Generalisations are somewhat dangerous when examining the Follow We Will narrative. There are 12
different writers throughout this book over the space of 13 chapters. So it
would be lazy to consider them one collective voice. However, with the
exception of David Kinnon in chapter one and Richard Wilson in chapter 13,
there is a real chip on the shoulder mentality running throughout. These Rangers writers feel that their club was harshly treated by their
peers in the SPL, the national media and those running the SFA. The argument is
generally coherent and raises a number of valid points. What they fail to do is
disassociate their writing with their love of the club.
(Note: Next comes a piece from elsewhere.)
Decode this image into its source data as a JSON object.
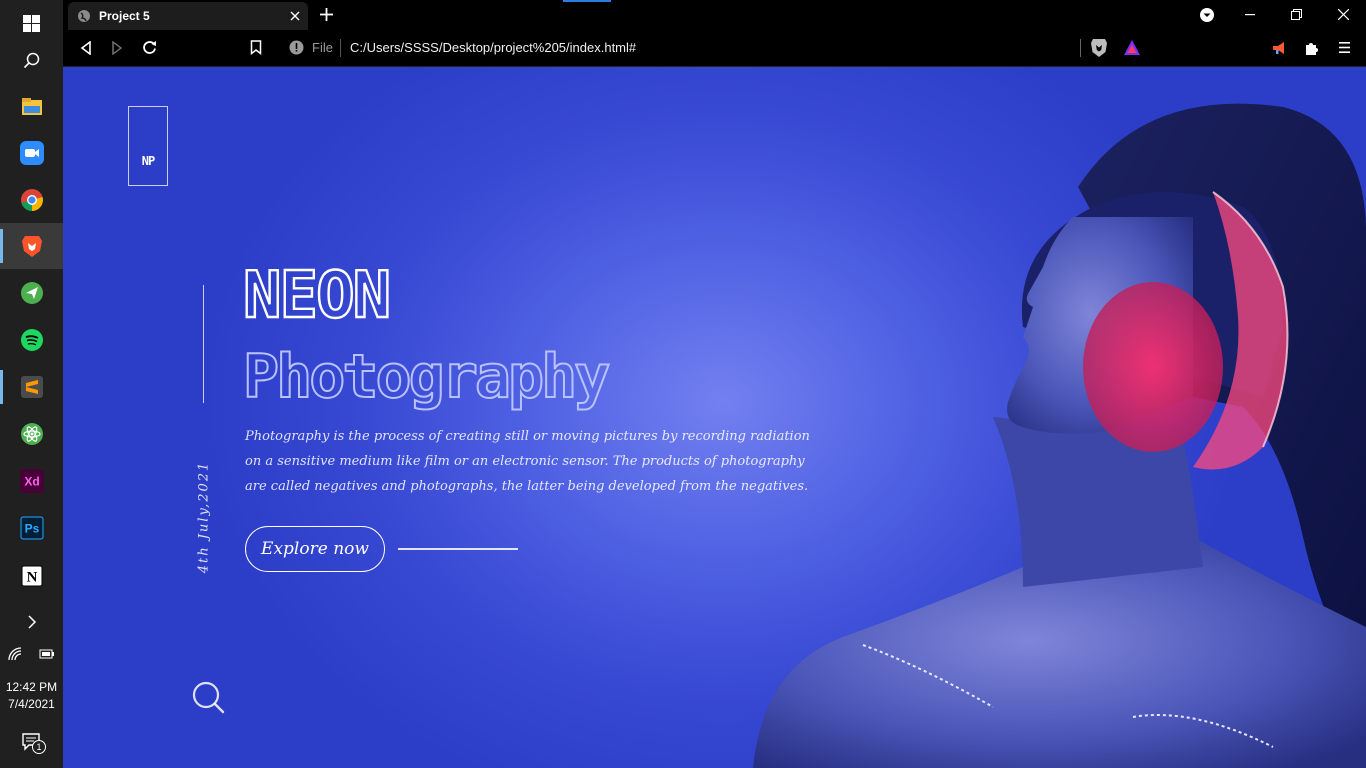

It would appear,
through the marketing of the book, that this was not the intention anyway. It is a
Rangers book for Rangers fans. This is a shame because had these remaining 10
writers stepped out of a fan’s mentally and into an objective observer then
this could have been one of the most important football books of the last decade.

Gail
Richardson starts chapter six by stating, in an unintentionally condescending tone, that she
would never hurt her own club in order to hurt the reader’s. Iain Duff calls
any supporter who might prefer their own ground “deluded fools” because it
doesn’t measure up to the amazement of Ibrox. Alasdair McKillop proudly shoves
statistics back in the faces of supporters who pressurised their clubs to vote
against Rangers, ignoring the promise by those same supporters to stay away if
they were reinstated to the SPL and the trend of falling crowds in Scottish
football over the last ten years. This list could go on; there are instances in
nearly every chapter of the writer showing an unwavering devotion to Rangers, something which readers from other clubs will be unable to stomach.

Not that
there aren’t a number of pertinent topics and issues raised. John DC Gow
certainty asks some interesting questions regarding the parameters by which we
judge sectarianism in Scottish football. Richard Wilson calls for the Rangers
support to take their own initiative in the running of the club and Chris
Graham does expose a number of inaccuracies in the media.

For Rangers
supporters, this is an invaluable collection for those who are regularly
confronted by Celtic fans calling their club a “zombie” or implying that they
cheated their way to titles. The arguments are clear and coherent and should be
stashed in the arsenal of any Gers fan who likes a debate on the subject. For
everybody else, however, it is recommended you stay clear. Taking to this book with a subjective mindset will only repel with that of the writer, causing the blood to boil.